Nice kadınlar vardır ki; "adamlık"
sıfatını toplumun kendilerine bağışladığı erkeklerin nicesini cebinden
çıkarır ve nice erkekler de vardır ki (yine klişe bir sosyolojik kabul
ile bakarsak) "erkek" demeye bin şahit ister!
Dolayısıyla "Kadın
şudur, budur!" ya da "Bir erkek hep şöyle davranır ve şunları ister!"
türünden gereksiz, sıradan ve bana göre aşağılayıcı, "bireysel duruş"u,
kimliği kökünden baltalayıp atan ve neredeyse kadın ile erkekleri "iki
ayrı yığın"a dönüştürüp ilişki kurma ve yaşama biçimlerini tek
tipleştiren, sıradanlaştıran tanımlama ve yorumların hemen hemen hepsi
abesle iştigaldir!
Zira bunlar tekler, yani bireyler olarak kendi
ellerimizle etrafımıza ördüğümüz kalın mı kalın bir duvardan ibarettir!
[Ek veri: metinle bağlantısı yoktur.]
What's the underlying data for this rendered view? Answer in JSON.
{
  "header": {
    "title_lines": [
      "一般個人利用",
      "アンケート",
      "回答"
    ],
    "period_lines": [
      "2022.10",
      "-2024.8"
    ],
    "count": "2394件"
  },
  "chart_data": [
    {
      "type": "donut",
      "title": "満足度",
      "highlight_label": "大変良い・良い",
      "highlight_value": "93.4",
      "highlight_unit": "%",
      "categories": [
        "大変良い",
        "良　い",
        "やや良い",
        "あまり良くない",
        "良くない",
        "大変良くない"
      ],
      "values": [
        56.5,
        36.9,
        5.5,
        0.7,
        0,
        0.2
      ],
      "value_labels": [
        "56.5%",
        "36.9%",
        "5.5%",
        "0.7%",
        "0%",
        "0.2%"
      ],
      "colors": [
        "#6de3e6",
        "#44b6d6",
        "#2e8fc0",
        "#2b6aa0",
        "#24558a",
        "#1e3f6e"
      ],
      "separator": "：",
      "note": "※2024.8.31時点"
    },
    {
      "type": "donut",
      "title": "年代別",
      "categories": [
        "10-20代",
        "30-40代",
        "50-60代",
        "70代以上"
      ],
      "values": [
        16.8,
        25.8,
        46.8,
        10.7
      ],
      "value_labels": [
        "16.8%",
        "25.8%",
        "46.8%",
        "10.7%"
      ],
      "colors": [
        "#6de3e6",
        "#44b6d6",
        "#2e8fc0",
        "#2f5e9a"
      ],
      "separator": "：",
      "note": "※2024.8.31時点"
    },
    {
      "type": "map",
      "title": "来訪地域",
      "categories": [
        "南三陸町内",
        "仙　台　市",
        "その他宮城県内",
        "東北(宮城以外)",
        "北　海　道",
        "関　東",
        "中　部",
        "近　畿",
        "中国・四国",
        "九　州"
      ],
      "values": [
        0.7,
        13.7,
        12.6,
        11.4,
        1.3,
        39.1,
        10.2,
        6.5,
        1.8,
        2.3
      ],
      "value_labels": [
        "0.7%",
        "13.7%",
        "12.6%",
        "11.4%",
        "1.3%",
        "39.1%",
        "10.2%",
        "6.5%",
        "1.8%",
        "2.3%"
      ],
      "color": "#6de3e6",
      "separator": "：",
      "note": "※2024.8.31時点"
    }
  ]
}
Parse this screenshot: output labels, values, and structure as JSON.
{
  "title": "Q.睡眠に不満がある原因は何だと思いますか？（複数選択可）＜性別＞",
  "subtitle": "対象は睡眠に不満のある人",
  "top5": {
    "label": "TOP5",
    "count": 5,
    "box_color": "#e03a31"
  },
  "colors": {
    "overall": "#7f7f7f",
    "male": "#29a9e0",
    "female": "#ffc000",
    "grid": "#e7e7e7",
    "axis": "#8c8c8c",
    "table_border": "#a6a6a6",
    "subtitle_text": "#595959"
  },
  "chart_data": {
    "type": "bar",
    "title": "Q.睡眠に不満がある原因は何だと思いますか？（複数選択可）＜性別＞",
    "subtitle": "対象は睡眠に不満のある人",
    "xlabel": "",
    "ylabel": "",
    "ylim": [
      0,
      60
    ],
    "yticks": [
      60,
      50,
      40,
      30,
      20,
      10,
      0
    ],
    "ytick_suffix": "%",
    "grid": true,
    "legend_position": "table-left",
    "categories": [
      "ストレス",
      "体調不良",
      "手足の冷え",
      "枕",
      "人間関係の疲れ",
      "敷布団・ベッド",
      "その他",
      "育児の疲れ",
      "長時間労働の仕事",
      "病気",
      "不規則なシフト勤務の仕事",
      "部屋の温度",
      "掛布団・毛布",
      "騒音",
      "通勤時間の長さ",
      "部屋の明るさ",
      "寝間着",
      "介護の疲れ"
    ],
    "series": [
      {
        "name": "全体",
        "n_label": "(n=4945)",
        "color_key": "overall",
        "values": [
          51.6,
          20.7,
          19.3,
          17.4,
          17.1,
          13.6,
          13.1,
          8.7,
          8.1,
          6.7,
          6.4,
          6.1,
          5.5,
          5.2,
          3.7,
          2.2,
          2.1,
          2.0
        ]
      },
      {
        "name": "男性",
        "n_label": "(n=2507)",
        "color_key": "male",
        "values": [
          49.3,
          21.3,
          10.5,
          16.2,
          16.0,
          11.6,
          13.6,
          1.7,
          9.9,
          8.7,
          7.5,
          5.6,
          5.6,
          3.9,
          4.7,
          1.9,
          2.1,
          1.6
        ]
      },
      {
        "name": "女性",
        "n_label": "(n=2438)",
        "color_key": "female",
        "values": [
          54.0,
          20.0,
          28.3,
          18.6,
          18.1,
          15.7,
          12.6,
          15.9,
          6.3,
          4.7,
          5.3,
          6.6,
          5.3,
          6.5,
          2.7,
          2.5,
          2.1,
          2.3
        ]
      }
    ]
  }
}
Neden duvardır? Çünkü kadınsak bütün kadınlarla aynı kategoride
nitelendirilebilecek biri olduğumuzu, erkek isek de yine bütün
erkeklerle aynı kategoride değerlendirilebilecek biri olduğumuzu
otomatikman kabul etmişiz demektir! Kendi rengimiz, tınımız, duruşumuz,
kişisel girinti ve çıkıntılarımız acımasızca, aşağılanırcasına
tıraşlanmış ve ortaya genel bir standart koyulmuştur. Sıradan, herkesin
bildiği, beklediği ve güya istediği bir standart!
Ben kadınım, sen kadınsın, o kadın…
BİZ kadınız…
Ben erkeğim, sen erkeksin, o erkek…
BİZ erkeğiz…
Bunun
da ötesinde bir kadın ya da erkek olarak eğer eldeki şablona uymayan
yönleriniz varsa derhal bunları yok etmeli ve "belirlenmiş olan kadın ve
erkek tanımlamaları"nın içine sığmalısınızdır. Yoksa sizin için iyi
olmaz; zira sağlıklı bir insan olduğunuzdan, "kadın gibi kadın" ya da
"erkek gibi erkek" oluşunuzdan şüphe duyulur maazallah!
Ve bu
acımasız tıraşlamalarla da tam anlamıyla bir hapis hayatı çıkıverir
ortaya! Örneğin, "Ben bir erkeğim ve bir kadını kazanmanın yolu neyse o
metot üzere giderek hedefe ulaşmalıyım!" anlayışı… Sonrası mı? O hedef
üzere gidilir ve kendisine o klişe metotlarla gelinmesini kabullenmiş,
bu toplumsal kabulü sineye çekmiş, benimsemiş bir hatun kişiye ulaşılır!
(Bu tırnak içinde bir ulaşma tabi…) Ya sonra? Hepi topu bu işte!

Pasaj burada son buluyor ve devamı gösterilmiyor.